= Egidius (bishop of Reims) =

Egidius was a nobleman from Austrasia was a bishop of Reims (573-590). An influential person during the minority of King Childebert II, he favored an alliance with Chilperic I. In 575, along with Rauching, Bertefred and others, he was one of the regents.

Many of the dukes strongly opposed the influence of Queen Brunhilda held over her son King Childebert. Three of them—Rauching, Ursio, and Berthefrid—conspired to assassinate Childebert; Egidius was suspected of involvement, but escaped prosecution much to the anger of Childebert's uncle Guntram, who had provided shelter to Brunhilda and adopted Childebert as his own son and heir.

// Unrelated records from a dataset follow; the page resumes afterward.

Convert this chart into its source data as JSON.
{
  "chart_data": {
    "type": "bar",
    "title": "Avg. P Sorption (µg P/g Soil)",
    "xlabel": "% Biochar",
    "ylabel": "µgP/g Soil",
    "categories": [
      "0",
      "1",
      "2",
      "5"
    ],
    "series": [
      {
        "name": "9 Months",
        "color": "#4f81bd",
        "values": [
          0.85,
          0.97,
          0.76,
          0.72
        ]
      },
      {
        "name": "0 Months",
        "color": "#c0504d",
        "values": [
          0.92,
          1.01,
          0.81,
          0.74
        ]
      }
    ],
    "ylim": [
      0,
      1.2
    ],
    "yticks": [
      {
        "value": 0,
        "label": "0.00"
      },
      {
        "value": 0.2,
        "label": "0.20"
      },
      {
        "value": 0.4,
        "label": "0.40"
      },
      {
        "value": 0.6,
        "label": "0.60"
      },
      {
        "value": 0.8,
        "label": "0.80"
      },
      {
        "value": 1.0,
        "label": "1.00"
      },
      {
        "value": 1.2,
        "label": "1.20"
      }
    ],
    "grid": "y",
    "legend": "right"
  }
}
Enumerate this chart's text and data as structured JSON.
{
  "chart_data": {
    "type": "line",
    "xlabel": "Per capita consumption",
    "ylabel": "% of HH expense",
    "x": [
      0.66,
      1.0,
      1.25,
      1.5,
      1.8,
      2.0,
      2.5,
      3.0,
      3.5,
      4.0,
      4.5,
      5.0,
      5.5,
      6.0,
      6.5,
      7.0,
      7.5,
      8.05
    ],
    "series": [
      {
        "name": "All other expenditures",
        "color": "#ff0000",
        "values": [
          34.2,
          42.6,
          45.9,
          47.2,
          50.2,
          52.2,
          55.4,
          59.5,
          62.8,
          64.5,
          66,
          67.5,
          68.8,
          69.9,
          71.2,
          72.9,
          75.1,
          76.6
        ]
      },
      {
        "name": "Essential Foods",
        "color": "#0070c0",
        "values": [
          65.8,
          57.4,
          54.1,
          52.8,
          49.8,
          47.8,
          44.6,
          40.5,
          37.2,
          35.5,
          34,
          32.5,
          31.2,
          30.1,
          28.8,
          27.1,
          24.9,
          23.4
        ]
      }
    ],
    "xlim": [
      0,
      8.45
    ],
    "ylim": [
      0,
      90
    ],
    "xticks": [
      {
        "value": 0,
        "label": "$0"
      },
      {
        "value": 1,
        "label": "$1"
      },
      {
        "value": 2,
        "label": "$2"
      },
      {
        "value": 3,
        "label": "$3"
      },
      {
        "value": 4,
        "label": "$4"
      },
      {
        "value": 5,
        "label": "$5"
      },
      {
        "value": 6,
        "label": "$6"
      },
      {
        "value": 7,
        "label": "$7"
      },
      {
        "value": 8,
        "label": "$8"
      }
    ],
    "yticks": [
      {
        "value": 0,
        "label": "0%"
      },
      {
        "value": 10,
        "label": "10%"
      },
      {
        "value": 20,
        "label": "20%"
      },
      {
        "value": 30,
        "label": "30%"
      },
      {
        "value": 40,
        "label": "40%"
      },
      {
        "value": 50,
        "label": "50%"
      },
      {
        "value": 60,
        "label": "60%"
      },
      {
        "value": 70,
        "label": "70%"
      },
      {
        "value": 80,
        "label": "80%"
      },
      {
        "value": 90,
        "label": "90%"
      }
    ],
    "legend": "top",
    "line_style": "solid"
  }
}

According to Gregory of Tours, in 590, Fredegund, Queen of Soissons, encompassed the assassination of Childebert. Egidius, a known friend of Fredegund's husband King Chilperic, was asked to explain how he had come to receive a number of villas from Chilperic. The documents supposedly showing King Chilperic's authorization proved to be forged. There was also a charge of bribery. Gregory describes the trial of Egidius in 590 for treason. Faced with additional documents and witnesses, Egidius was found guilty, but his life was spared. He was defrocked and exiled to Argentoratum (Strasbourg).

==Sources==
- Faber, Gustav. Merowingowie i Karolingowie, PWN, Warszawa 1994, p. 83.